A Riemannian metric turns a smooth manifold into a geometric space where distances, lengths, and angles can be defined. It assigns to each tangent space T_P M an inner product G_P(X, Y) that outputs a real number, and it requires the assignment P ↦ G_P to vary smoothly across the manifold. Using local charts, the metric becomes a symmetric matrix of smooth functions G_{ij}(x) = G_x(∂/∂x^i, ∂/∂x^j). This coordinate representation lets calculations use the metric components instead of the abstract inner product, while preserving the same information. A manifold together with such a metric is called a Riemannian manifold, usually written as (M, G).

Why can’t an arbitrary manifold measure distances or angles by itself?

A general manifold is a topological object: it supports notions like neighborhoods and continuity, but it doesn’t provide numerical structure for “distance.” Distances and angles require an inner product on tangent spaces, because lengths and angles are defined from inner products (e.g., length of X is √⟨X, X⟩). Without an inner product, there’s no way to turn tangent vectors into real-valued geometric quantities.

What exactly does a Riemannian metric assign at each point P?

At each point P on a smooth manifold M, it assigns an inner product on the tangent space T_P M. This inner product is denoted G_P, so for tangent vectors X, Y ∈ T_P M, the metric gives a real number G_P(X, Y). This is the mechanism that enables defining lengths and angles at P.

What does “smoothly varying” mean for the metric?

The metric isn’t just a separate inner product at each point; the collection must change smoothly across M. Concretely, in local coordinates the metric components G_{ij}(x) must be smooth functions. Equivalently, the map P ↦ G_P is required to be smooth, so geometric quantities behave well under coordinate changes.

How does the metric look in local coordinates?

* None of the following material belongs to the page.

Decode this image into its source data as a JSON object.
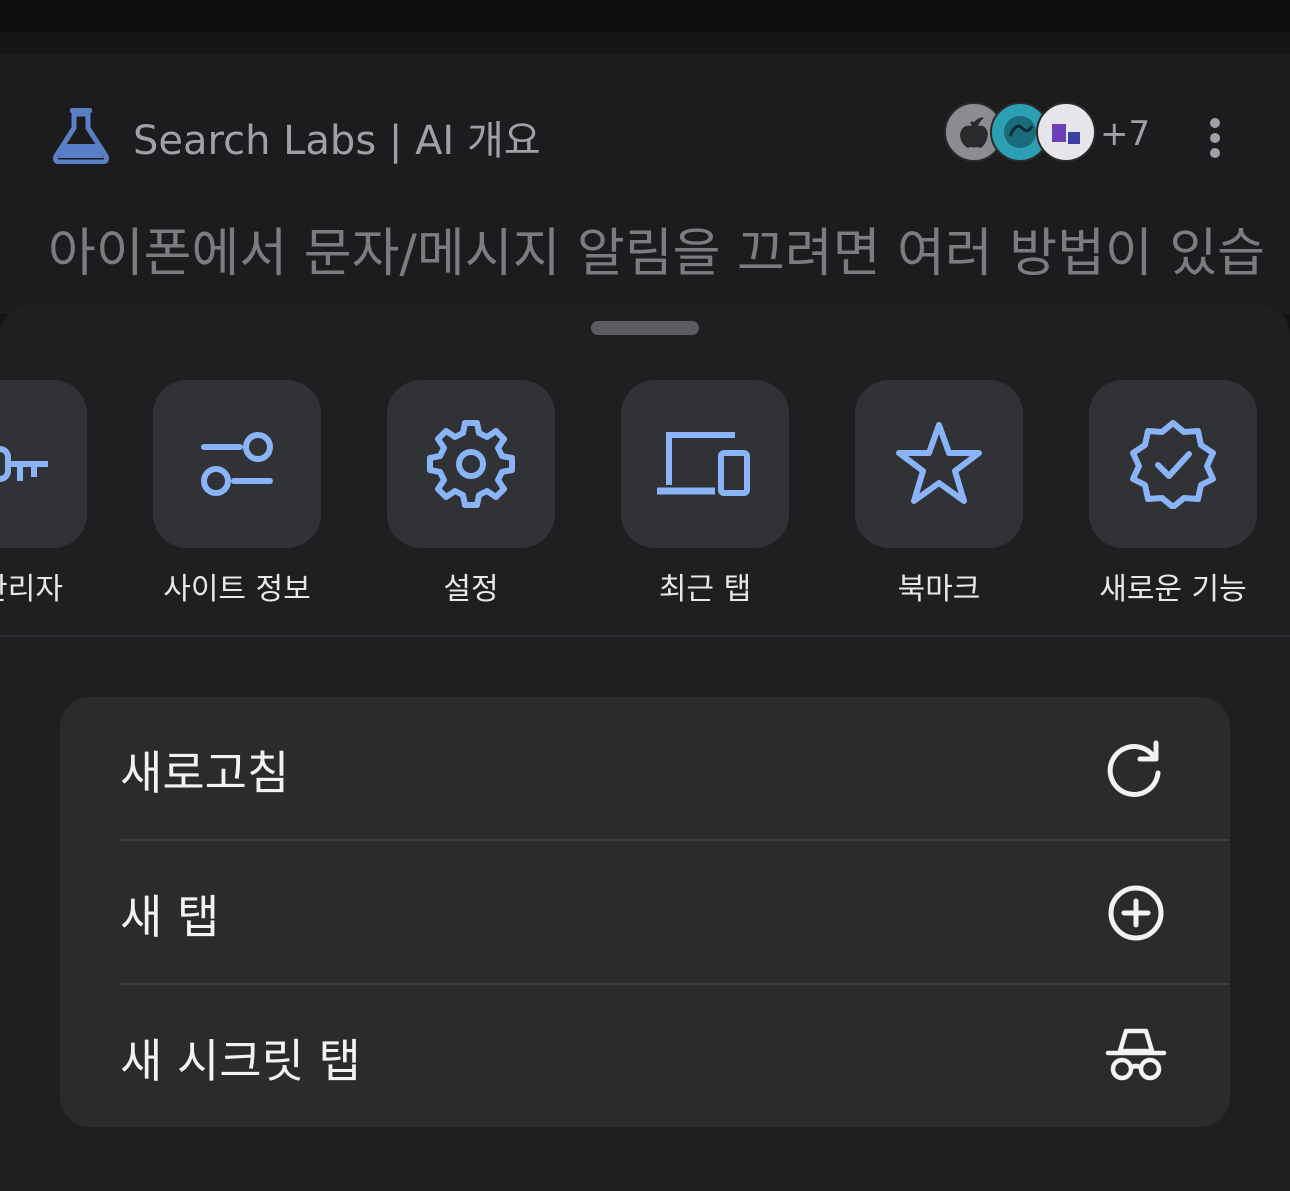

Choose a chart with coordinates x^1, …, x^n on a neighborhood U. The chart induces a coordinate basis of tangent vectors ∂/∂x^i. The metric components are defined by G_{ij}(x) = G_x(∂/∂x^i, ∂/∂x^j). These components form an n×n symmetric matrix G(x), and symmetry comes from the inner product’s symmetry.

Why is the symmetric matrix representation sufficient for computations?

The abstract inner product G_x on each tangent space is fully encoded by its values on the coordinate basis vectors, which are exactly the matrix entries G_{ij}(x). Since any tangent vector can be expressed in that basis, knowing the matrix components determines the inner product on all tangent vectors. Therefore calculations can use the symmetric matrix without losing information.

Review Questions

  1. What additional structure must be added to a smooth manifold to define distances and angles?
  2. How do local chart coordinates produce the metric components G_{ij}(x), and why must the resulting matrix be symmetric?
  3. What smoothness requirement on the metric components ensures the Riemannian structure is compatible with calculus on the manifold?

Key Points

  1. 1

    A Riemannian metric assigns an inner product G_P to every tangent space T_P M, enabling definitions of lengths and angles.

  2. 2

    The metric must vary smoothly across the manifold, so the map P ↦ G_P is smooth.

  3. 3

    In local coordinates, the metric is represented by components G_{ij}(x) = G_x(∂/∂x^i, ∂/∂x^j).

  4. 4

    The metric component matrix G(x) is symmetric because inner products are symmetric.

  5. 5

    Using local charts, the abstract metric can be replaced by its symmetric matrix of smooth functions for practical calculations.

  6. 6

    A Riemannian manifold is a pair (M, G) consisting of a smooth manifold and a smoothly varying Riemannian metric.

Highlights

Distances and angles require more than a manifold’s topology; they need an inner product on tangent spaces.
A Riemannian metric is the smooth assignment P ↦ G_P of inner products to tangent spaces.
In coordinates, the metric becomes a symmetric matrix of smooth functions G_{ij}(x).
The metric’s local component functions determine the full inner product, making matrix-based calculations possible.